For a good practical overview of federal requirements for hospitals and clinics, including a discussion of joint ventures, see the IRS document Health Care Provider Reference Guide.
Payroll Taxes for Contracting Physicians. General Counsel Memorandum 39862 clarifies that compensation and payment incentives are much less controversial when they are in exchange for tangible services performed by the physician. Then, the only test is one of commercial reasonableness. Arrangements where the hospital bills directly for the services of hospital-based physicians and then compensates them with a portion of the receipts are not as uncommon as the GCM suggests; the reimbursement changes it describes relate only to Medicare, not to private insurance.

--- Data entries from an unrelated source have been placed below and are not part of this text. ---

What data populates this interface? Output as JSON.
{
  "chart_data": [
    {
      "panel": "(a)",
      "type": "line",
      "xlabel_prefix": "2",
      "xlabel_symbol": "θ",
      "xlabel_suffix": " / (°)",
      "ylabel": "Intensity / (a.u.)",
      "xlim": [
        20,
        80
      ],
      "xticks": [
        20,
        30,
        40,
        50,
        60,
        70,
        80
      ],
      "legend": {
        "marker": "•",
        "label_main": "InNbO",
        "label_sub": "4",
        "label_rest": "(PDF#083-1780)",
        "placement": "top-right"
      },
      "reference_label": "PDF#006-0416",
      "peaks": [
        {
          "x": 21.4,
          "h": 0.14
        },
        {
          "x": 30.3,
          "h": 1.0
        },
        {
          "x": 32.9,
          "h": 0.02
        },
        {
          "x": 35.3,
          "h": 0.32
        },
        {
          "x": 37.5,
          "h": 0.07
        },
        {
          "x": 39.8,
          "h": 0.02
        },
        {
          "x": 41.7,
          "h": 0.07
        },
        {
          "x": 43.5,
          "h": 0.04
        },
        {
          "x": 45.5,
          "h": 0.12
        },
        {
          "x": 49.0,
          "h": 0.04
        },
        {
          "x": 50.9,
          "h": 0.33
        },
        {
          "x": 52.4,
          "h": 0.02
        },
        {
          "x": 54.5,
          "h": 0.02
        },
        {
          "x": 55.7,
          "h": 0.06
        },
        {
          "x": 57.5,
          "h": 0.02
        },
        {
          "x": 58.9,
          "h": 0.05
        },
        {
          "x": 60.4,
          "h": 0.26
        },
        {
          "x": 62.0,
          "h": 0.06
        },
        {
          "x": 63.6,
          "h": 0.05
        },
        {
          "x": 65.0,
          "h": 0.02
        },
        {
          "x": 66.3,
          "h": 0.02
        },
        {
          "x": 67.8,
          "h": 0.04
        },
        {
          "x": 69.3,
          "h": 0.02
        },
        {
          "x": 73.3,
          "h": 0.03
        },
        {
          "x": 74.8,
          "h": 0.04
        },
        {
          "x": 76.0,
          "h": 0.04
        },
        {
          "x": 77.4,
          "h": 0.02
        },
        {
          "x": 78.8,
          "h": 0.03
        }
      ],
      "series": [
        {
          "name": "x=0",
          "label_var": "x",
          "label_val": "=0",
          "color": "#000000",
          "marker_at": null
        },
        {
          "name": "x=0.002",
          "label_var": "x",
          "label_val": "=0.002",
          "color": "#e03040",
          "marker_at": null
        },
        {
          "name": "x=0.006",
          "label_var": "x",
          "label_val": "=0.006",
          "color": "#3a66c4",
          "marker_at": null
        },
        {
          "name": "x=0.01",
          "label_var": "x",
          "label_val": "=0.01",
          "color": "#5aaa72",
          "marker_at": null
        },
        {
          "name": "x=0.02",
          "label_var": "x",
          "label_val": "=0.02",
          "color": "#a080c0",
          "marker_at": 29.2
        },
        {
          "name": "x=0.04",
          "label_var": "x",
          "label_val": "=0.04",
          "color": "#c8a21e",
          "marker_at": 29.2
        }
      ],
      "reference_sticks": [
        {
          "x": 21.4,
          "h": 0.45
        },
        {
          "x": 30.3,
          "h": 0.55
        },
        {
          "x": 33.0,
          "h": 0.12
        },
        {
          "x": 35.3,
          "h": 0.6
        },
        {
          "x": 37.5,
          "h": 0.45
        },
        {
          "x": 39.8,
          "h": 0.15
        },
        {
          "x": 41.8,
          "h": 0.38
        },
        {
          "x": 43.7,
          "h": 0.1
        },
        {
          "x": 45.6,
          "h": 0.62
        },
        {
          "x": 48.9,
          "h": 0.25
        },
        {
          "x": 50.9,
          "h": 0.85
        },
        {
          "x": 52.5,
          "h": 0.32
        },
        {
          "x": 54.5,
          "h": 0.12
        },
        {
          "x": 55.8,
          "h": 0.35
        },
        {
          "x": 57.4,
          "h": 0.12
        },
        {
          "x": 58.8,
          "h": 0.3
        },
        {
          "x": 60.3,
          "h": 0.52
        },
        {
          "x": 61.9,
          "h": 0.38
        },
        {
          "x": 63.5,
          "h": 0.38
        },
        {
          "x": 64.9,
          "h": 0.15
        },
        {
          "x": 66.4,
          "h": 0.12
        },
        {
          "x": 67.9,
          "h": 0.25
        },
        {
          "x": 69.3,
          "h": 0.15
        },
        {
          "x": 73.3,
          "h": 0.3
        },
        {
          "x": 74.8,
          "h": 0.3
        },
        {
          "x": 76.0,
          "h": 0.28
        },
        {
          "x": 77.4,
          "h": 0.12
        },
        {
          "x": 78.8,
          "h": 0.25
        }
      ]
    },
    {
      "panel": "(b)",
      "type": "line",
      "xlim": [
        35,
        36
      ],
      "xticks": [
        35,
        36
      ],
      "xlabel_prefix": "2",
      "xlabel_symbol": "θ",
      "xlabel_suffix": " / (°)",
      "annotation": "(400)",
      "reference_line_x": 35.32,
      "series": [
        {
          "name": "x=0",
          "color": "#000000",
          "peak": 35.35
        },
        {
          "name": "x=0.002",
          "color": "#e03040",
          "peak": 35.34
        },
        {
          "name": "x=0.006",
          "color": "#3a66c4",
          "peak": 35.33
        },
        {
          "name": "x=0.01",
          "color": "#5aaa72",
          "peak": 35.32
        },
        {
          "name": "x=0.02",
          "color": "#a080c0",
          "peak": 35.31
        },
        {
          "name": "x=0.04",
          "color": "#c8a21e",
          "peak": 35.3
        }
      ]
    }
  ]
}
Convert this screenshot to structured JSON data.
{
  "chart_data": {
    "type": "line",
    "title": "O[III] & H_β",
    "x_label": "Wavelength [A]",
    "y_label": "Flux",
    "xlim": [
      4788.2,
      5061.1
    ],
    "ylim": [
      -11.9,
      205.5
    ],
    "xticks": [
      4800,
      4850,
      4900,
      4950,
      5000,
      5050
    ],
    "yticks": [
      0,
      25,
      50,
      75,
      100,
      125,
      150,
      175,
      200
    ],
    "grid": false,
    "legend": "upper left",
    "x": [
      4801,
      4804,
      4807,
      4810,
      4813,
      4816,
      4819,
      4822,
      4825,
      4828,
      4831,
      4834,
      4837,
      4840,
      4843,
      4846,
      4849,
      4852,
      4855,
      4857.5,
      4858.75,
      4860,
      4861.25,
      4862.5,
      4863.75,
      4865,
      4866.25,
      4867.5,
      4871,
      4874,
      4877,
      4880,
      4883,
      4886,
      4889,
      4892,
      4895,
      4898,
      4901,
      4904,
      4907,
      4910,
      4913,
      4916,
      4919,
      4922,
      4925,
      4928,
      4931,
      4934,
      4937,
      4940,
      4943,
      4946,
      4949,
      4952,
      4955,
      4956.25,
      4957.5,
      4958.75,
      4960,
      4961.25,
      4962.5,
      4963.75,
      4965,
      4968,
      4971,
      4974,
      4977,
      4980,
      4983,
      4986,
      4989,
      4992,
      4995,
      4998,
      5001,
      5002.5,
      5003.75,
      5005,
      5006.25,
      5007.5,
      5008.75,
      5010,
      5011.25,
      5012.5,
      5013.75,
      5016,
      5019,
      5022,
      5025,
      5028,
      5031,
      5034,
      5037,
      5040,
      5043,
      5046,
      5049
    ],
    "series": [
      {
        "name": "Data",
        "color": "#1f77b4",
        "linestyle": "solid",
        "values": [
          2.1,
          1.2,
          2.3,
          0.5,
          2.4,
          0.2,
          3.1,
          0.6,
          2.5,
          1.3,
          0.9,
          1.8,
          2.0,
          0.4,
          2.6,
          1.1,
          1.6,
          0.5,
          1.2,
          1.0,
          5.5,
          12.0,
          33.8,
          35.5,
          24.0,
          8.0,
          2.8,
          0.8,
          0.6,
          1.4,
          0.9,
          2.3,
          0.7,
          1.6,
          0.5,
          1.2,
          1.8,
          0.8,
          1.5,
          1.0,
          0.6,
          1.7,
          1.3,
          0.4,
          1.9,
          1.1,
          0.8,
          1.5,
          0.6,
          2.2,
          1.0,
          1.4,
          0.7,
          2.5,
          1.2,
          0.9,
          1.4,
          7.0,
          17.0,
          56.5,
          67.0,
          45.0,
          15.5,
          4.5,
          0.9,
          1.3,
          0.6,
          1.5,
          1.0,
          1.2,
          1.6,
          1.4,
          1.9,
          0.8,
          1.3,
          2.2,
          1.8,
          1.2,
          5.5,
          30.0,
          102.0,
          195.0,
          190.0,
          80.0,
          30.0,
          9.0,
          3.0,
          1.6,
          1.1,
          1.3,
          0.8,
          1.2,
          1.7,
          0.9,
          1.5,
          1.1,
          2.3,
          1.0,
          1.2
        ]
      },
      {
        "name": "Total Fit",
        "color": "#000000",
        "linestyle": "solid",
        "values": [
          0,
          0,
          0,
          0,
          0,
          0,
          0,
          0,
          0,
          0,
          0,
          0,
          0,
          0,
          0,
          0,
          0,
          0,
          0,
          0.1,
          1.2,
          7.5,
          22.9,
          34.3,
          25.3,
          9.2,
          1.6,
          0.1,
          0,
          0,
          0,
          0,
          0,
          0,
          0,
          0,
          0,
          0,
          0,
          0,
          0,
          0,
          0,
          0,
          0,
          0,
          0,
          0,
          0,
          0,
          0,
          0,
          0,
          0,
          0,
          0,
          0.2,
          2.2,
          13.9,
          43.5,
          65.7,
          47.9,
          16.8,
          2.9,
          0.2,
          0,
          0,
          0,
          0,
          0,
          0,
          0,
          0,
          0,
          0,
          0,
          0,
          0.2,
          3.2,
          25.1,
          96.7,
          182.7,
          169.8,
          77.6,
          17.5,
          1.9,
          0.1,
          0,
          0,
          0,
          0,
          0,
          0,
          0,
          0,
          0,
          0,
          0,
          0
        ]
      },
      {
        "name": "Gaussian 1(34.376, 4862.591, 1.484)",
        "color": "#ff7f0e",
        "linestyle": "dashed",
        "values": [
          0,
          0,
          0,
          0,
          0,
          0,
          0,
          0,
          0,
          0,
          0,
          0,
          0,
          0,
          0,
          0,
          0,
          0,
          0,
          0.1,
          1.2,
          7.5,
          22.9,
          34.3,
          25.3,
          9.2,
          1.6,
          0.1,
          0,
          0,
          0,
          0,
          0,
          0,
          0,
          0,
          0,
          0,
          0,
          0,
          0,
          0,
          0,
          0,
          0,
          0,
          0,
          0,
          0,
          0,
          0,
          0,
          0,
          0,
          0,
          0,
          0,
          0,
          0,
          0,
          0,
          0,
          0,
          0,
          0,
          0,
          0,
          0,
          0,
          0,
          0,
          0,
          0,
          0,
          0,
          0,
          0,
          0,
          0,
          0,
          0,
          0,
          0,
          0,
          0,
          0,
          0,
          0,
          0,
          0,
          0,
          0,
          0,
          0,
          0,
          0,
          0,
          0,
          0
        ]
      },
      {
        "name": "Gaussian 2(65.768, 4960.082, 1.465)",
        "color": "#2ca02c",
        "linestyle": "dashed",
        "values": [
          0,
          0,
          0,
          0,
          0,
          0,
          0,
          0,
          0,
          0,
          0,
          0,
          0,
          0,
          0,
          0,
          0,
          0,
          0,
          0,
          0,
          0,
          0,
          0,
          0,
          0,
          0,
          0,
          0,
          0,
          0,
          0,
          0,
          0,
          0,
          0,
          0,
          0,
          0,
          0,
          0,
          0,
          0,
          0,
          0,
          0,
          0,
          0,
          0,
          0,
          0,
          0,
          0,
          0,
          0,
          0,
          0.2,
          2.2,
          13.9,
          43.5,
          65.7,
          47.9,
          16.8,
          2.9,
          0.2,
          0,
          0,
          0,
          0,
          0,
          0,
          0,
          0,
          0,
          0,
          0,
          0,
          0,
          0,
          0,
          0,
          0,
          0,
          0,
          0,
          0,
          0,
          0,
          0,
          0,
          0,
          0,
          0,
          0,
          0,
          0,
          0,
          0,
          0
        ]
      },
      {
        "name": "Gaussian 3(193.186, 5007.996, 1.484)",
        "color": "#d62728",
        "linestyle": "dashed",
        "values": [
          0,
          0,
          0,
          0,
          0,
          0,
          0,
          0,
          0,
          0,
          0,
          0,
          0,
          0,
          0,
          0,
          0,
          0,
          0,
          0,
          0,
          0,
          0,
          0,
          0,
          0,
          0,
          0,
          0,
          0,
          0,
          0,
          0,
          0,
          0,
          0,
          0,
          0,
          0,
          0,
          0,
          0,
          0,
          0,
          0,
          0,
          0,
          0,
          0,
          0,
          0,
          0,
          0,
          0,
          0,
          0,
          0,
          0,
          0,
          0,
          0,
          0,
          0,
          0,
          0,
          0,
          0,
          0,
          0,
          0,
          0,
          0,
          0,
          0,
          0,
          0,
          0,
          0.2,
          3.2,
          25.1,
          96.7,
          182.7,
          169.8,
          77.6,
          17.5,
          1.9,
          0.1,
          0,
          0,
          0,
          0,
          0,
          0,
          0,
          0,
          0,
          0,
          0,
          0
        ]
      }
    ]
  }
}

Indeed, under capitation payment, bundling of hospital and physician services is becoming even more common.
This raises a different tax issue of some importance, however, namely whether as indicated in n.3 of the GCM, these physicians are to be considered employees rather than independent contractors. Hospitals greatly prefer the independent contractor label, not only because they avoid payroll taxes, but also because of vicarious liability and corporate practice of medicine considerations. The IRS, however, cracked down on this characterization with numerous hospital audits resulting in some very large demands for back taxes. See Tech. Advice Memoranda 9535001-9535002 (1995). These rulings caused great consternation. One went so far as to opine that a radiologist with an independent practice who reads electrocardiograms part time at several different hospitals and is paid piece work could still be classified as a part-time employee at each hospital. The best route to avoiding this result is for a physician to employ herself through a professional corporation which then contracts with the hospitals. It is much harder to characterize a corporation as an employee.